Diese Feststellungsentscheidungen konnten weder den schon vorher beschlossenen Widerruf der bedingten Entlassung/Strafnachsichten beseitigen noch sonst eine Rechtsfolge hervorrufen; der konstitutive Gehalt des ab seiner Verkündung wirksamen Widerrufsbeschlusses blieb vielmehr hiedurch unberührt (Jerabek in WK2 § 53 Rz 28; EvBl 1989/64 = JBl 1989, 400; 14 Os 7/97; 12 Os 91/99; 11 Os 119/01 uva). Die verfehlten Beschlüsse auf endgültige Entlassung/Strafnachsichten waren zur Klarstellung zu beseitigen (Ratz, WK-StPO § 292 Rz 46; 12 Os 91/99 ua) und die ihnen zu Grunde liegenden Anträge der Staatsanwaltschaft - im Gegensatz zum prozessordnungsgemäß zu I./1./ gestellten Antrag - zurückzuweisen (14 Os 7/97; 11 Os 44/99).

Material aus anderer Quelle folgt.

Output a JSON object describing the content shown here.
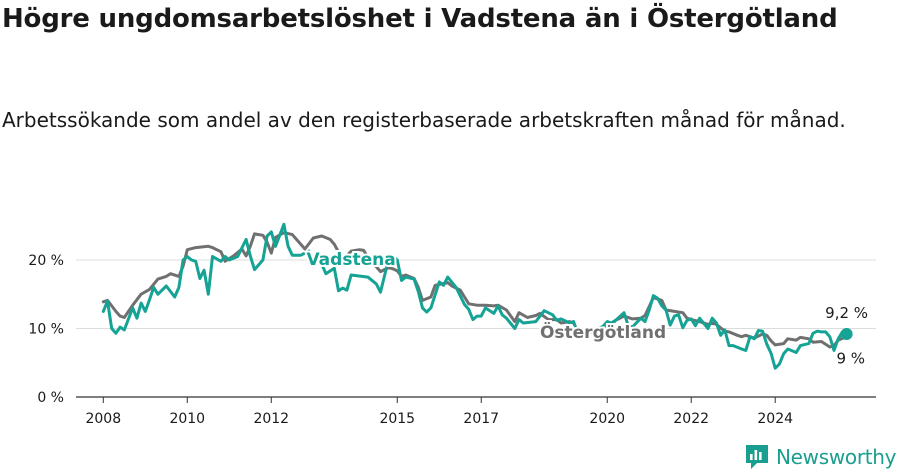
{
  "header": {
    "title": "Högre ungdomsarbetslöshet i Vadstena än i Östergötland",
    "subtitle": "Arbetssökande som andel av den registerbaserade arbetskraften månad för månad."
  },
  "brand": {
    "name": "Newsworthy",
    "icon": "newsworthy-logo-icon",
    "color": "#1a9e8f"
  },
  "chart_data": {
    "type": "line",
    "y_ticks": [
      "0 %",
      "10 %",
      "20 %"
    ],
    "x_ticks": [
      "2008",
      "2010",
      "2012",
      "2015",
      "2017",
      "2020",
      "2022",
      "2024"
    ],
    "ylim": [
      0,
      27
    ],
    "grid": true,
    "colors": {
      "vadstena": "#14a394",
      "ostergotland": "#707070"
    },
    "series": [
      {
        "name": "Vadstena",
        "color": "#14a394",
        "end_label": "9,2 %",
        "points": [
          [
            2008.0,
            12.5
          ],
          [
            2008.1,
            14.0
          ],
          [
            2008.2,
            10.0
          ],
          [
            2008.3,
            9.3
          ],
          [
            2008.4,
            10.2
          ],
          [
            2008.5,
            9.8
          ],
          [
            2008.7,
            13.0
          ],
          [
            2008.8,
            11.5
          ],
          [
            2008.9,
            13.7
          ],
          [
            2009.0,
            12.5
          ],
          [
            2009.1,
            14.2
          ],
          [
            2009.2,
            16.0
          ],
          [
            2009.3,
            15.0
          ],
          [
            2009.5,
            16.2
          ],
          [
            2009.7,
            14.6
          ],
          [
            2009.8,
            16.0
          ],
          [
            2009.9,
            20.0
          ],
          [
            2010.0,
            20.5
          ],
          [
            2010.1,
            20.0
          ],
          [
            2010.2,
            19.8
          ],
          [
            2010.3,
            17.3
          ],
          [
            2010.4,
            18.5
          ],
          [
            2010.5,
            15.0
          ],
          [
            2010.6,
            20.5
          ],
          [
            2010.8,
            19.8
          ],
          [
            2010.9,
            20.5
          ],
          [
            2011.0,
            20.0
          ],
          [
            2011.2,
            20.5
          ],
          [
            2011.4,
            23.0
          ],
          [
            2011.5,
            20.6
          ],
          [
            2011.6,
            18.6
          ],
          [
            2011.8,
            20.0
          ],
          [
            2011.9,
            23.5
          ],
          [
            2012.0,
            24.1
          ],
          [
            2012.1,
            22.0
          ],
          [
            2012.3,
            25.2
          ],
          [
            2012.4,
            22.0
          ],
          [
            2012.5,
            20.7
          ],
          [
            2012.7,
            20.7
          ],
          [
            2012.9,
            21.3
          ],
          [
            2013.0,
            19.5
          ],
          [
            2013.1,
            20.8
          ],
          [
            2013.3,
            18.0
          ],
          [
            2013.5,
            18.8
          ],
          [
            2013.6,
            15.5
          ],
          [
            2013.7,
            15.9
          ],
          [
            2013.8,
            15.6
          ],
          [
            2013.9,
            17.8
          ],
          [
            2014.3,
            17.5
          ],
          [
            2014.5,
            16.5
          ],
          [
            2014.6,
            15.3
          ],
          [
            2014.8,
            20.3
          ],
          [
            2014.9,
            20.5
          ],
          [
            2015.0,
            20.0
          ],
          [
            2015.1,
            17.0
          ],
          [
            2015.2,
            17.5
          ],
          [
            2015.4,
            17.2
          ],
          [
            2015.5,
            15.4
          ],
          [
            2015.6,
            13.0
          ],
          [
            2015.7,
            12.4
          ],
          [
            2015.8,
            13.0
          ],
          [
            2016.0,
            16.8
          ],
          [
            2016.1,
            16.3
          ],
          [
            2016.2,
            17.5
          ],
          [
            2016.4,
            16.0
          ],
          [
            2016.6,
            13.5
          ],
          [
            2016.7,
            12.8
          ],
          [
            2016.8,
            11.3
          ],
          [
            2016.9,
            11.8
          ],
          [
            2017.0,
            11.8
          ],
          [
            2017.1,
            13.0
          ],
          [
            2017.3,
            12.2
          ],
          [
            2017.4,
            13.3
          ],
          [
            2017.5,
            12.0
          ],
          [
            2017.6,
            11.5
          ],
          [
            2017.8,
            10.0
          ],
          [
            2017.9,
            11.3
          ],
          [
            2018.0,
            10.8
          ],
          [
            2018.3,
            11.0
          ],
          [
            2018.5,
            12.6
          ],
          [
            2018.7,
            12.0
          ],
          [
            2018.8,
            11.2
          ],
          [
            2018.9,
            11.4
          ],
          [
            2019.1,
            10.8
          ],
          [
            2019.2,
            11.0
          ],
          [
            2019.3,
            9.2
          ],
          [
            2019.5,
            9.2
          ],
          [
            2019.7,
            9.8
          ],
          [
            2019.9,
            10.3
          ],
          [
            2020.0,
            11.0
          ],
          [
            2020.1,
            10.8
          ],
          [
            2020.2,
            11.2
          ],
          [
            2020.4,
            12.3
          ],
          [
            2020.5,
            10.4
          ],
          [
            2020.6,
            10.2
          ],
          [
            2020.8,
            11.5
          ],
          [
            2020.9,
            11.0
          ],
          [
            2021.0,
            12.7
          ],
          [
            2021.1,
            14.8
          ],
          [
            2021.2,
            14.4
          ],
          [
            2021.3,
            13.3
          ],
          [
            2021.4,
            12.7
          ],
          [
            2021.5,
            10.5
          ],
          [
            2021.6,
            11.8
          ],
          [
            2021.7,
            12.0
          ],
          [
            2021.8,
            10.1
          ],
          [
            2021.9,
            11.2
          ],
          [
            2022.0,
            11.4
          ],
          [
            2022.1,
            10.4
          ],
          [
            2022.2,
            11.5
          ],
          [
            2022.4,
            10.0
          ],
          [
            2022.5,
            11.5
          ],
          [
            2022.6,
            10.8
          ],
          [
            2022.7,
            9.0
          ],
          [
            2022.8,
            9.8
          ],
          [
            2022.9,
            7.5
          ],
          [
            2023.0,
            7.5
          ],
          [
            2023.2,
            7.0
          ],
          [
            2023.3,
            6.8
          ],
          [
            2023.4,
            8.8
          ],
          [
            2023.5,
            8.5
          ],
          [
            2023.6,
            9.7
          ],
          [
            2023.7,
            9.6
          ],
          [
            2023.8,
            7.7
          ],
          [
            2023.9,
            6.4
          ],
          [
            2024.0,
            4.2
          ],
          [
            2024.1,
            4.8
          ],
          [
            2024.2,
            6.3
          ],
          [
            2024.3,
            7.0
          ],
          [
            2024.5,
            6.5
          ],
          [
            2024.6,
            7.5
          ],
          [
            2024.8,
            7.8
          ],
          [
            2024.9,
            9.3
          ],
          [
            2025.0,
            9.6
          ],
          [
            2025.1,
            9.5
          ],
          [
            2025.2,
            9.5
          ],
          [
            2025.3,
            8.8
          ],
          [
            2025.4,
            6.8
          ],
          [
            2025.5,
            8.5
          ],
          [
            2025.6,
            9.5
          ],
          [
            2025.7,
            9.2
          ]
        ]
      },
      {
        "name": "Östergötland",
        "color": "#707070",
        "end_label": "9 %",
        "points": [
          [
            2008.0,
            13.9
          ],
          [
            2008.1,
            14.1
          ],
          [
            2008.3,
            12.5
          ],
          [
            2008.4,
            11.8
          ],
          [
            2008.5,
            11.6
          ],
          [
            2008.7,
            13.4
          ],
          [
            2008.9,
            15.0
          ],
          [
            2009.1,
            15.7
          ],
          [
            2009.3,
            17.2
          ],
          [
            2009.5,
            17.6
          ],
          [
            2009.6,
            18.0
          ],
          [
            2009.8,
            17.6
          ],
          [
            2009.9,
            19.1
          ],
          [
            2010.0,
            21.5
          ],
          [
            2010.2,
            21.8
          ],
          [
            2010.5,
            22.0
          ],
          [
            2010.6,
            21.8
          ],
          [
            2010.8,
            21.2
          ],
          [
            2010.9,
            19.8
          ],
          [
            2011.1,
            20.6
          ],
          [
            2011.3,
            21.6
          ],
          [
            2011.4,
            20.6
          ],
          [
            2011.5,
            22.0
          ],
          [
            2011.6,
            23.8
          ],
          [
            2011.8,
            23.6
          ],
          [
            2011.9,
            22.6
          ],
          [
            2012.0,
            21.0
          ],
          [
            2012.1,
            23.3
          ],
          [
            2012.3,
            24.0
          ],
          [
            2012.5,
            23.7
          ],
          [
            2012.6,
            23.0
          ],
          [
            2012.8,
            21.6
          ],
          [
            2013.0,
            23.2
          ],
          [
            2013.2,
            23.5
          ],
          [
            2013.4,
            23.0
          ],
          [
            2013.5,
            22.3
          ],
          [
            2013.7,
            20.0
          ],
          [
            2013.8,
            20.6
          ],
          [
            2013.9,
            21.3
          ],
          [
            2014.1,
            21.5
          ],
          [
            2014.2,
            21.4
          ],
          [
            2014.3,
            20.4
          ],
          [
            2014.5,
            19.0
          ],
          [
            2014.6,
            18.3
          ],
          [
            2014.8,
            18.9
          ],
          [
            2014.9,
            18.7
          ],
          [
            2015.0,
            18.4
          ],
          [
            2015.1,
            17.6
          ],
          [
            2015.2,
            17.8
          ],
          [
            2015.4,
            17.3
          ],
          [
            2015.5,
            16.0
          ],
          [
            2015.6,
            14.1
          ],
          [
            2015.8,
            14.6
          ],
          [
            2015.9,
            16.3
          ],
          [
            2016.2,
            16.7
          ],
          [
            2016.3,
            16.2
          ],
          [
            2016.5,
            15.6
          ],
          [
            2016.6,
            14.6
          ],
          [
            2016.7,
            13.6
          ],
          [
            2016.9,
            13.4
          ],
          [
            2017.1,
            13.4
          ],
          [
            2017.3,
            13.3
          ],
          [
            2017.4,
            13.4
          ],
          [
            2017.6,
            12.7
          ],
          [
            2017.8,
            11.0
          ],
          [
            2017.9,
            12.3
          ],
          [
            2018.1,
            11.6
          ],
          [
            2018.3,
            11.9
          ],
          [
            2018.4,
            12.2
          ],
          [
            2018.6,
            11.3
          ],
          [
            2018.8,
            11.3
          ],
          [
            2018.9,
            10.8
          ],
          [
            2019.1,
            11.0
          ],
          [
            2019.2,
            10.8
          ],
          [
            2019.3,
            9.6
          ],
          [
            2019.5,
            9.7
          ],
          [
            2019.7,
            9.7
          ],
          [
            2019.8,
            10.0
          ],
          [
            2020.1,
            10.5
          ],
          [
            2020.2,
            11.2
          ],
          [
            2020.4,
            11.8
          ],
          [
            2020.6,
            11.4
          ],
          [
            2020.8,
            11.5
          ],
          [
            2020.9,
            11.9
          ],
          [
            2021.1,
            14.5
          ],
          [
            2021.3,
            14.1
          ],
          [
            2021.4,
            12.7
          ],
          [
            2021.6,
            12.5
          ],
          [
            2021.8,
            12.3
          ],
          [
            2021.9,
            11.5
          ],
          [
            2022.0,
            11.3
          ],
          [
            2022.2,
            11.0
          ],
          [
            2022.4,
            10.6
          ],
          [
            2022.5,
            10.8
          ],
          [
            2022.6,
            10.6
          ],
          [
            2022.8,
            9.6
          ],
          [
            2022.9,
            9.5
          ],
          [
            2023.1,
            9.0
          ],
          [
            2023.2,
            8.8
          ],
          [
            2023.3,
            9.0
          ],
          [
            2023.5,
            8.6
          ],
          [
            2023.7,
            9.2
          ],
          [
            2023.8,
            9.0
          ],
          [
            2023.9,
            8.2
          ],
          [
            2024.0,
            7.6
          ],
          [
            2024.2,
            7.8
          ],
          [
            2024.3,
            8.5
          ],
          [
            2024.5,
            8.3
          ],
          [
            2024.6,
            8.7
          ],
          [
            2024.8,
            8.5
          ],
          [
            2024.9,
            8.0
          ],
          [
            2025.1,
            8.1
          ],
          [
            2025.3,
            7.3
          ],
          [
            2025.4,
            7.5
          ],
          [
            2025.5,
            8.3
          ],
          [
            2025.7,
            8.8
          ],
          [
            2025.8,
            9.0
          ]
        ]
      }
    ]
  }
}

In Ansehung der in den Verfahren 1 b E Vr 1227/87 und 1 b E Vr 771/88 des Jugendgerichtshofes Wien gefassten Beschlüsse vom 17. Juli 1998 auf endgültige Strafnachsicht ist ergänzend zu bemerken, dass gegen Rudolf T***** bei Ablauf der in den genannten Verfahren gesetzten Probezeiten Strafverfahren zu AZ 25 a Vr 7544/89 des Landesgerichtes für Strafsachen Wien sowie zu AZ 1 b E Vr 714/89 und 12 b Vr 65/90 (welches am 6. August 1990 als ON 9 in AZ 25 a Vr 7544/89 des Landesgerichtes für Strafsachen Wien einbezogen wurde) des Jugendgerichtshofes Wien wegen (teilweise auch) in den offenen Probezeiten begangenen Betrugstaten und Unterhaltsverletzungen anhängig waren, wodurch die Möglichkeit eines Widerrufs auch noch innerhalb von sechs Monaten nach Beendigung dieser Verfahren eröffnet wurde (§ 56 letzter Fall StGB). Ein Zuwarten mit dem Ausspruch der endgültigen Nachsicht wäre unter diesem Gesichtspunkt geboten gewesen (Jerabek, WK-StPO § 497 Rz 3).